Abstract

A 65-year-old man first visited our hospital due to hypercreatinekinasemia (hyperCKemia) (669 IU/l) 12 years ago at age 53. At that time, he had normal muscle strength without other neurological deficits, electromyography (EMG) was normal, and a muscle biopsy obtained from the biceps brachii was intact in routine histochemical studies. These findings led to a diagnosis of idiopathic hyperCKemia that lasted for over a decade. At age 65, the patient became aware of muscle weakness and serum CK was elevated to 4,846 IU/l. Neurological examination revealed very mild atrophy in both thighs, proximal muscle weakness in the left upper and right lower limbs without myalgia, grasping pain, joint pain, and skin lesions. A typical myogenic pattern was detected on EMG exclusively in proximal limb muscles, and fat-suppressed MRI showed high intensity signal areas in adductor magnus muscles. The clinical diagnosis was limb-girdle muscular dystrophy, but MRI findings suggestive of an inflammatory process prompted us to perform muscle biopsy at the rectus femoris. The pathology had characteristic features of necrotizing myopathy containing necrotic and regenerating fibers without prominent inflammatory cell infiltration. Serum anti-signal recognition particle (SRP) antibodies were found to be positive and the final diagnosis was anti-SRP antibody myopathy. Muscle weakness progressed slowly despite therapy with oral corticosteroids.
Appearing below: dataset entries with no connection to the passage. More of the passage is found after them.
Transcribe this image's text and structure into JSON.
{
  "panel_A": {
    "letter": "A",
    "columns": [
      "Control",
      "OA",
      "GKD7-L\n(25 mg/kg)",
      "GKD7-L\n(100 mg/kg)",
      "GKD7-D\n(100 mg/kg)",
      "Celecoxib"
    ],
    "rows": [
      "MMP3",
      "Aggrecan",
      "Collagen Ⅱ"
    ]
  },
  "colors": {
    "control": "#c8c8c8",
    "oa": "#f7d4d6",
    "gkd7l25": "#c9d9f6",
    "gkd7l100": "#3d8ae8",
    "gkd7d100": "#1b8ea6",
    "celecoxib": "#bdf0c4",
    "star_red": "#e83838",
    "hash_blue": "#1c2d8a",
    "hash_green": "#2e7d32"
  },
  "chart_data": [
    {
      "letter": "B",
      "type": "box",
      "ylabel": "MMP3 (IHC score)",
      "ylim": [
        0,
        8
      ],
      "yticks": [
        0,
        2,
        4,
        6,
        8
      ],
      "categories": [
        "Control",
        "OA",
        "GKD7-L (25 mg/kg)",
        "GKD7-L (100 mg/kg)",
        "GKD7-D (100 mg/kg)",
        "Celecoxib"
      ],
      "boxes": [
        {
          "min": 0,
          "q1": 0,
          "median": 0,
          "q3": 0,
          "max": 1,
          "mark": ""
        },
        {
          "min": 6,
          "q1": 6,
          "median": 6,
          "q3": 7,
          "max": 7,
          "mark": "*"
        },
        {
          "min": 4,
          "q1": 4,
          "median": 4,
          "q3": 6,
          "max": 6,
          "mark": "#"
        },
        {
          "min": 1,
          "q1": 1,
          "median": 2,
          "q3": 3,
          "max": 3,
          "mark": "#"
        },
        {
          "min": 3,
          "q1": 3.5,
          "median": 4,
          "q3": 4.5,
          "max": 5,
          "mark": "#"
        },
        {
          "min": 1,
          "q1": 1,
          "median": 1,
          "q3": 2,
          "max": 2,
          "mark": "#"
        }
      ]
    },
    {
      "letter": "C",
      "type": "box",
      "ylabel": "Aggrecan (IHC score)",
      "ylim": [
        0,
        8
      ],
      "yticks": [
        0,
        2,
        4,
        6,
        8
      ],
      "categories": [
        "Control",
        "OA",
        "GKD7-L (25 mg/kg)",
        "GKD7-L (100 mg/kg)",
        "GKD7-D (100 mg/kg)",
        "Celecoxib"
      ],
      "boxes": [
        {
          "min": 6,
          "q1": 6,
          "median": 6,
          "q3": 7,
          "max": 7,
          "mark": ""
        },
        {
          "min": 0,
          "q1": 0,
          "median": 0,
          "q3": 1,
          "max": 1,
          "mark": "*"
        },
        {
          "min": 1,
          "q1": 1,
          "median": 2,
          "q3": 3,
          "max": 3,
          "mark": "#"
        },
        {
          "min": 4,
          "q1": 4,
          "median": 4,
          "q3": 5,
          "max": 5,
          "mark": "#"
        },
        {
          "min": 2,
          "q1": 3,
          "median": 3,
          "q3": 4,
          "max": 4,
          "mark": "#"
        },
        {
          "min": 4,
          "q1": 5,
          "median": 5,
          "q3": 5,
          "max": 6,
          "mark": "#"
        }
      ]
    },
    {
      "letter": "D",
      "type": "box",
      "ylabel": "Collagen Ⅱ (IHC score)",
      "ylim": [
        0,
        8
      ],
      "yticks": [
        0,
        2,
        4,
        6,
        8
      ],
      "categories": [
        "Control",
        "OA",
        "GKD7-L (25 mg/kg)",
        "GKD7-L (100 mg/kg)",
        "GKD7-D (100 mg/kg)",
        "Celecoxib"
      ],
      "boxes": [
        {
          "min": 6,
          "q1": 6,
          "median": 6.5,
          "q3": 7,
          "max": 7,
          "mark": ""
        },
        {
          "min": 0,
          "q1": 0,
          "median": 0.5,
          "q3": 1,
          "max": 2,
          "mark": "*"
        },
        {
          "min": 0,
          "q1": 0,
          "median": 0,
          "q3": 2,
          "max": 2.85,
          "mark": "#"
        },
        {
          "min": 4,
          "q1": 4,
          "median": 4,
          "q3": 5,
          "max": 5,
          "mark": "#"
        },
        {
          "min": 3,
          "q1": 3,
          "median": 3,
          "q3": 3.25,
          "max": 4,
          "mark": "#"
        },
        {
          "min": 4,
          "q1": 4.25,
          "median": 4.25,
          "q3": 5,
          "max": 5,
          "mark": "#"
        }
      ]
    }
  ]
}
Addition of intravenous high-dose immunoglobulin therapy led to an apparent improvement of muscle weakness in parallel with lowering of the serum CK level. In those who were thought to be idiopathic hyperCKemia or hereditary muscle disorders, potential immunotherapy-effective group does exist. We suggest considering such cases including anti-SRP antibody myopathy during diagnosis, and non-invasive MRI study may be useful to differentiate immunotherapy-effective group from hereditary muscle disorders.